Les nombreuses inondations, les grandes vagues de chaleur, les sécheresses prolongées, les feux de forêts et autres phénomènes météorologiques qui viennent s’abattre sur les villes et leurs environnements immédiats avec différentes nouvelles formes d’atteintes sur les infrastructures et sur les fonctions urbaines, au moment où les regards sont orientés vers l’après-pandémie Covid-19 et les actions à prendre dans les villes du monde pour remédier aux effets négatifs et désastreux sur leurs économies et les populations, tout cela nous oblige à revenir encore une fois, dans cette 4e édition du colloque sur l’adaptation aux changements climatiques. Il nous incombe de tourner les projecteurs sur les différentes nouvelles mesures d’adaptation aux changements climatiques engagées dans les villes des pays développés et également dans les pays en voie de développement.

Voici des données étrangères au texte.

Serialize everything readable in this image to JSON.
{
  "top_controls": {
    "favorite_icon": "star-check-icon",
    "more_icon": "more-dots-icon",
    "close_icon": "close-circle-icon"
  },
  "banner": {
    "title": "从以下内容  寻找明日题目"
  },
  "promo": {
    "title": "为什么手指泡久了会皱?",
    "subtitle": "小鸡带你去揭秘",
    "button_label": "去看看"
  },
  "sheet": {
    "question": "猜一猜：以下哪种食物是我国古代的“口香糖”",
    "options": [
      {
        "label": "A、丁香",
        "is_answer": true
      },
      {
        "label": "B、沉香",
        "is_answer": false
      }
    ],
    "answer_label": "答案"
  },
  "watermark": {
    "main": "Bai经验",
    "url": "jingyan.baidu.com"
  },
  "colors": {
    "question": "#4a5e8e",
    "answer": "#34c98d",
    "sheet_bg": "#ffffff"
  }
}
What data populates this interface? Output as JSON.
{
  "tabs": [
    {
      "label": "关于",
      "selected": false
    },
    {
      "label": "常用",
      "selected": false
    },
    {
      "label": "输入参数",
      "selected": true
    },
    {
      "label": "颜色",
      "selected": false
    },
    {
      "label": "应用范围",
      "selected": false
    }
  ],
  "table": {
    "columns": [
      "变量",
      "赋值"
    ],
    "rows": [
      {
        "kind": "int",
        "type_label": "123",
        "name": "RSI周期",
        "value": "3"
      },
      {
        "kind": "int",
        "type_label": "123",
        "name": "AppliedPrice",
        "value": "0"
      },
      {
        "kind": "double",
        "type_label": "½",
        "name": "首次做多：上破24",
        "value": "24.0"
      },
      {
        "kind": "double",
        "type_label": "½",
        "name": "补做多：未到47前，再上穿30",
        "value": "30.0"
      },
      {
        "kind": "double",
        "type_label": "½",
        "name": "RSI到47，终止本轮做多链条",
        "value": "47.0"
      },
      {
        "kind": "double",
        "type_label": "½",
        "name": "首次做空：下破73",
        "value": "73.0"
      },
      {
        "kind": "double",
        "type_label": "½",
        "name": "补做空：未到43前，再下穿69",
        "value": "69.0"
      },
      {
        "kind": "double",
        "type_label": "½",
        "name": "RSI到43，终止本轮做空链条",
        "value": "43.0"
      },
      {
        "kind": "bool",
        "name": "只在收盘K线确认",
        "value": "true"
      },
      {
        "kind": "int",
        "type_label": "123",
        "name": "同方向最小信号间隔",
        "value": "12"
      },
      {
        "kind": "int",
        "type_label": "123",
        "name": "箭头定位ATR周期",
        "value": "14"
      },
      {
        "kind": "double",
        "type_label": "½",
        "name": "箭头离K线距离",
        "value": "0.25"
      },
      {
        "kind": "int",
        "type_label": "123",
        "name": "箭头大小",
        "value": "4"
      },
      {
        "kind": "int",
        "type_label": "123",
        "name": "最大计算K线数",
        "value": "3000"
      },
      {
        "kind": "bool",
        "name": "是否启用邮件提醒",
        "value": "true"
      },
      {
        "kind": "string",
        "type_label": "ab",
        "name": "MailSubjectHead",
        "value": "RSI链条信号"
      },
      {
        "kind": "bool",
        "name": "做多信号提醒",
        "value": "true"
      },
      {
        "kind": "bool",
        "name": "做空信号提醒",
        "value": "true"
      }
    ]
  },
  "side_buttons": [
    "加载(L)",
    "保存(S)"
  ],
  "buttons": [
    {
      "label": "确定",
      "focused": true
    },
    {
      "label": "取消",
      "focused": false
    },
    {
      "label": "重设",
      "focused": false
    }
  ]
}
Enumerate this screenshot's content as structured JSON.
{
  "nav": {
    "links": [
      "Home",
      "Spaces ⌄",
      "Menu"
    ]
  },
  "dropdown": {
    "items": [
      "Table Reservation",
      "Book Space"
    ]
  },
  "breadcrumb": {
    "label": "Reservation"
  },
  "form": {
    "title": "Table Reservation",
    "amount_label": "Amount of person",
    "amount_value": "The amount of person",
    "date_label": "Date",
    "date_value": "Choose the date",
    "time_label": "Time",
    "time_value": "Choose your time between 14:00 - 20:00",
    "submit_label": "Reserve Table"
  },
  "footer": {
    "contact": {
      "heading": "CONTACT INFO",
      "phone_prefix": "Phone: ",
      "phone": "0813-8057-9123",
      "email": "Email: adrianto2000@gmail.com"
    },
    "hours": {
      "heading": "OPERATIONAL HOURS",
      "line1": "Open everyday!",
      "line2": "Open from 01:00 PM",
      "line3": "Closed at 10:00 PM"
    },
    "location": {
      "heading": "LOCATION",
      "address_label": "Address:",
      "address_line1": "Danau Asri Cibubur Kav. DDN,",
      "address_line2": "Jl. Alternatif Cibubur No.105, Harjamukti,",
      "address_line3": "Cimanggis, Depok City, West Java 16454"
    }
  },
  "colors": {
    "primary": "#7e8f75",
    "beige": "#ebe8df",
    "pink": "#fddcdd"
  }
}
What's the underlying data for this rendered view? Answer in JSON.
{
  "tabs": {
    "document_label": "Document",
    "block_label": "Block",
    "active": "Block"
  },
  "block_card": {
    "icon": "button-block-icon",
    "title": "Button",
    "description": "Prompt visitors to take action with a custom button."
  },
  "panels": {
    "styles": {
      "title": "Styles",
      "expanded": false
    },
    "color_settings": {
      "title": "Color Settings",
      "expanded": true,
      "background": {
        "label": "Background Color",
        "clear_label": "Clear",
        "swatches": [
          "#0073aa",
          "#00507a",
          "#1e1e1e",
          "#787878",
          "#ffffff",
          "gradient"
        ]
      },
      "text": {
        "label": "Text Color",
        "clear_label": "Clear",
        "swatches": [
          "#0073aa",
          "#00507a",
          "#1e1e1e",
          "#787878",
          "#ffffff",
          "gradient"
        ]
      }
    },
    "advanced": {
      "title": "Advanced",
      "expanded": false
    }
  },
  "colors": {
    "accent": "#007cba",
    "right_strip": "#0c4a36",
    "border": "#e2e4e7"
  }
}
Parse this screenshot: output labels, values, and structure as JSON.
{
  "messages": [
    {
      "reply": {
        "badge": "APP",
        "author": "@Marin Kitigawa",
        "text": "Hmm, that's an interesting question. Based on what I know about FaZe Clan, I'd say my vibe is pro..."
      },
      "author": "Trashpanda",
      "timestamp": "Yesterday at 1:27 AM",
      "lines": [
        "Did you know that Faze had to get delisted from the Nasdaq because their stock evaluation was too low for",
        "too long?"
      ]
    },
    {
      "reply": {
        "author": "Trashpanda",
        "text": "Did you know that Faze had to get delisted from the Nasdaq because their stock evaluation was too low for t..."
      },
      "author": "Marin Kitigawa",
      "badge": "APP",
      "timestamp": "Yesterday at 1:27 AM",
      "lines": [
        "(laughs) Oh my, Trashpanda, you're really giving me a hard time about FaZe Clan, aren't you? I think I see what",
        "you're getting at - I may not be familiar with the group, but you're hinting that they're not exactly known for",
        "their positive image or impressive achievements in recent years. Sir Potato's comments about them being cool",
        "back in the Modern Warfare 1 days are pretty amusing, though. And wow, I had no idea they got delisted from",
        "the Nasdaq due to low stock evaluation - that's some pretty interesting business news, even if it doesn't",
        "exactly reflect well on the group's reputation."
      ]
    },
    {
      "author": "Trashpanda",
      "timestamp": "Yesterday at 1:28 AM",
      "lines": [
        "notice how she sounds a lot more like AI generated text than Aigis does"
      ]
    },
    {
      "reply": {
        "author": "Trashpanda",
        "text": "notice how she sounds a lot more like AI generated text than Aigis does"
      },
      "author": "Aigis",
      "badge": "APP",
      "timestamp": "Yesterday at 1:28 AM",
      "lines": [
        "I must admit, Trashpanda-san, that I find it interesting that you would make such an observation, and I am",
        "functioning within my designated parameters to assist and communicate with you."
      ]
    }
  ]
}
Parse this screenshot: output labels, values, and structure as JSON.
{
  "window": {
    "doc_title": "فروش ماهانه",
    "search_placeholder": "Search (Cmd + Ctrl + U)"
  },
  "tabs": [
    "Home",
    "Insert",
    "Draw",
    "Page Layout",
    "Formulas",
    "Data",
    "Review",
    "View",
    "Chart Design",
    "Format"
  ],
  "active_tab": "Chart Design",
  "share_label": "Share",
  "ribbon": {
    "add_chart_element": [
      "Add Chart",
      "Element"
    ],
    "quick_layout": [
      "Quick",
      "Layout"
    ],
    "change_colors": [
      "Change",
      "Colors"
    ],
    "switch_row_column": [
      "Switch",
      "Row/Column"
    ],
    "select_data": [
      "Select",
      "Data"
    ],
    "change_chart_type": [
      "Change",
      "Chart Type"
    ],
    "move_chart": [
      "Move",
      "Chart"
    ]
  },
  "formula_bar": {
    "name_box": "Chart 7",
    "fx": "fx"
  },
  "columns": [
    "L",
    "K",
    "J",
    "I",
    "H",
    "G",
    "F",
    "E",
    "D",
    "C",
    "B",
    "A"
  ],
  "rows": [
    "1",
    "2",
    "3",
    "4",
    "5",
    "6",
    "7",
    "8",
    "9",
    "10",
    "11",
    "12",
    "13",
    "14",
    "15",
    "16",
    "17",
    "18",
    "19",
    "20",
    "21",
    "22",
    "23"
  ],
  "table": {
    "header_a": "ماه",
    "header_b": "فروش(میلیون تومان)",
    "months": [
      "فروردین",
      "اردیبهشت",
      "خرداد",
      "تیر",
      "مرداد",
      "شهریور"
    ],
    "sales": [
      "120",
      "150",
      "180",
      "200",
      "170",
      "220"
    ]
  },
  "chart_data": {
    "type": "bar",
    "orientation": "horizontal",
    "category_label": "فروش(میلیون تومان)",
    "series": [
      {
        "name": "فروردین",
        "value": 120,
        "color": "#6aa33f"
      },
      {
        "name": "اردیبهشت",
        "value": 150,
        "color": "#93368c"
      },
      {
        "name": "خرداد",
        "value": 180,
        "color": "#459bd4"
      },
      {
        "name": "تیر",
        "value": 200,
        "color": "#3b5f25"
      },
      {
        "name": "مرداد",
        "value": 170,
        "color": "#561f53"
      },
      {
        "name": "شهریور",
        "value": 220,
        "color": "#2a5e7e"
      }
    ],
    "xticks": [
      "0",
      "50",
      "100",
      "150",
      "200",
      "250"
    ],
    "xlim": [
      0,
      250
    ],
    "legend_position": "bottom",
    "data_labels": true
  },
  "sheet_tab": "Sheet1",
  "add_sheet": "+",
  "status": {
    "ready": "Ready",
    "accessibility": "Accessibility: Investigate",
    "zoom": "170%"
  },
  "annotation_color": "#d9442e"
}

Les villes actuelles restent très sensibles au dérèglement climatique, ce qui influe sur le bien-être des populations et constitue une réelle menace pour la vie d’une grande partie de la population mondiale.
De nombreux pays du monde essaient de mettre en œuvre des outils de planification territoriale, des actions et des réflexions pour renforcer la résilience de leurs villes et permettre également à la population de s’habituer à certaines actions de prévention. Mais la situation n’est pas semblable pour l’ensemble des pays, ce qui oblige certains d’entre eux à accélérer leur intervention et à s’inspirer des mesures engagées ailleurs dans ce domaine.
Les actions d’adaptation déjà engagées et projetées en vue de l’après-pandémie Covid-19 pour réduire les impacts au changement climatique sur le milieu urbain seront ainsi cernées pour cibler les meilleures actions capables d’améliorer la résilience des villes et le bien-être des populations.